Dervative question involving ln

Answer 1

\[Trying \to determine derivate of \ln x \sqrt{x^2-6}\]

Answer 2

I get ln x = 1/x

Answer 3

added to \[1/2\ln x^2-6\]

Answer 4

Do I also need to include the derivative of x^2 - 6?
Which is 2

Answer 5

\[\Large\bf\sf \left(\ln x\sqrt{x^2-6}\right)'\]Is the sqrt inside of the log as well?

Answer 6

yes
Sorry.

Answer 7

I take that back.
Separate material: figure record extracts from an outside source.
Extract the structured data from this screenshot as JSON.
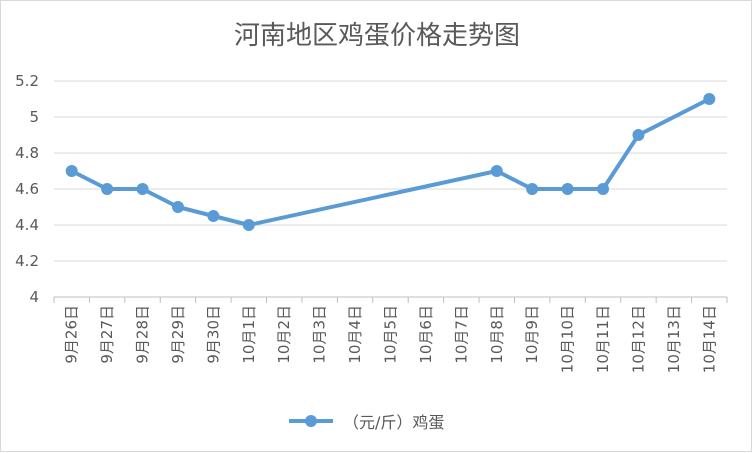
{
  "chart_data": {
    "type": "line",
    "title": "河南地区鸡蛋价格走势图",
    "categories": [
      "9月26日",
      "9月27日",
      "9月28日",
      "9月29日",
      "9月30日",
      "10月1日",
      "10月2日",
      "10月3日",
      "10月4日",
      "10月5日",
      "10月6日",
      "10月7日",
      "10月8日",
      "10月9日",
      "10月10日",
      "10月11日",
      "10月12日",
      "10月13日",
      "10月14日"
    ],
    "ylim": [
      4,
      5.2
    ],
    "yticks": [
      "4",
      "4.2",
      "4.4",
      "4.6",
      "4.8",
      "5",
      "5.2"
    ],
    "gridlines": true,
    "legend_position": "bottom",
    "series": [
      {
        "name": "（元/斤）鸡蛋",
        "color": "#5b9bd5",
        "values": [
          4.7,
          4.6,
          4.6,
          4.5,
          4.45,
          4.4,
          null,
          null,
          null,
          null,
          null,
          null,
          4.7,
          4.6,
          4.6,
          4.6,
          4.9,
          null,
          5.1
        ]
      }
    ]
  }
}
No it is not

Answer 8

heh

Answer 9

So I guess we'll have to start with `product rule`.\[\Large\bf\sf \left(\ln x\sqrt{x^2-6}\right)'=\color{royalblue}{\left(\ln x\right)'}\sqrt{x^2-6}+\ln x\color{royalblue}{\left(\sqrt{x^2-6}\right)'}\]

Answer 10

We need to take the derivative of \(\Large\sf \color{royalblue}{\text{these parts}}\).

Answer 11

(1/x) (sqrtx^2-6) + (lnx) (1/2) (2x^-1/2)

Answer 12

Mostly good.
Ok we just need to remember our chain rule when we differentiate the sqrt (since the inner function is more than just `x`).